The first subtask can be solved by iterating over all possible subsets and counting the number of similar pairs in each one.

Since each element is either in the chosen subset or not, that leads us to a dynamic programming solution, where ~dp[n][k]~ is the number of ways to choose among the first ~n~ words a subset with exactly ~k~ similar pairs. The transition would be:

$$\displaystyle dp[n][k] = dp[n-1][k]+dp[n-1][k-x]$$

where ~x~ is the number of new similar pairs that appear when we add the ~n^\text{th}~ word to the subset. Unfortunately, since we don't know which words are in the subset, we can't know ~x~.

But, we can use a similar approach if we notice that if we sort the letters in each word, then the words are similar if and only if they are equal.

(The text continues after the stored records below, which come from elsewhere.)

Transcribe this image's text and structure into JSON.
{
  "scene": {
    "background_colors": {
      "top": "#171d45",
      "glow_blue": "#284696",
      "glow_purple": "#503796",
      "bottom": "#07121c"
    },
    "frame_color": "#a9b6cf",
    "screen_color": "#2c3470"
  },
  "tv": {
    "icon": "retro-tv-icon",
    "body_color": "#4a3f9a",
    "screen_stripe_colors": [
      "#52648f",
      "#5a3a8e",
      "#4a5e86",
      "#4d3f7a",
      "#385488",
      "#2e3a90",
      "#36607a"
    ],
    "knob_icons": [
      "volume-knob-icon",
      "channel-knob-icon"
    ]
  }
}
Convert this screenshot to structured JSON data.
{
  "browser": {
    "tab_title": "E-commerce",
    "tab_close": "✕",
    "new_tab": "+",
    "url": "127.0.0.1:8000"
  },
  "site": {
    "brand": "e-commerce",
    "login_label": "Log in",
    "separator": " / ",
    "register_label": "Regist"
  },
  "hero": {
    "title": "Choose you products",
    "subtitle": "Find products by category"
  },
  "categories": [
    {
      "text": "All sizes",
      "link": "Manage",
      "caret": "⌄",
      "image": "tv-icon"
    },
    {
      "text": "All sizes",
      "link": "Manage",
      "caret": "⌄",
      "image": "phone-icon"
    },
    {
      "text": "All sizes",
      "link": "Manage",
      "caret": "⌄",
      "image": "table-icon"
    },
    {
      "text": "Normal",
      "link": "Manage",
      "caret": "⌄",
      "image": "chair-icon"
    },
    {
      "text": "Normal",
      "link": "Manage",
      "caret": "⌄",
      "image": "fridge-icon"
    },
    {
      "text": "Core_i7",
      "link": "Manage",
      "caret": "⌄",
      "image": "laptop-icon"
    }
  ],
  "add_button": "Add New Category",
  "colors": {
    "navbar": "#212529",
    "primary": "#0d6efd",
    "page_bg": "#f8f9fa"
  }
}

After sorting, we get a multiset of words, with ~m~ distinct elements, and the ~i^\text{th}~ element appears ~a_i~ times. Let ~dp[m][k]~ be the number of ways to choose among the first ~m~ different words a subset with exactly ~k~ equal words. The transition is:

$$\displaystyle dp[m][k] = \sum_{i=0}^{i \le a_i, \frac{i(i-1)}{2} \le k} \binom{a_i}{i} dp[m-1][k-i(i-1)/2]$$

The initial values are ~dp[0][k] = 1~, for ~k = 0~, or ~0~ otherwise.

Since the numbers in the binomial coefficient are at most ~n~, we can precompute them using Pascal's triangle. The complexity for each ~k~ is ~\mathcal O(n)~, since the sum of all ~a_i~ is equal to ~n~, so the total complexity of the solution is ~\mathcal O(n^2+nk)~.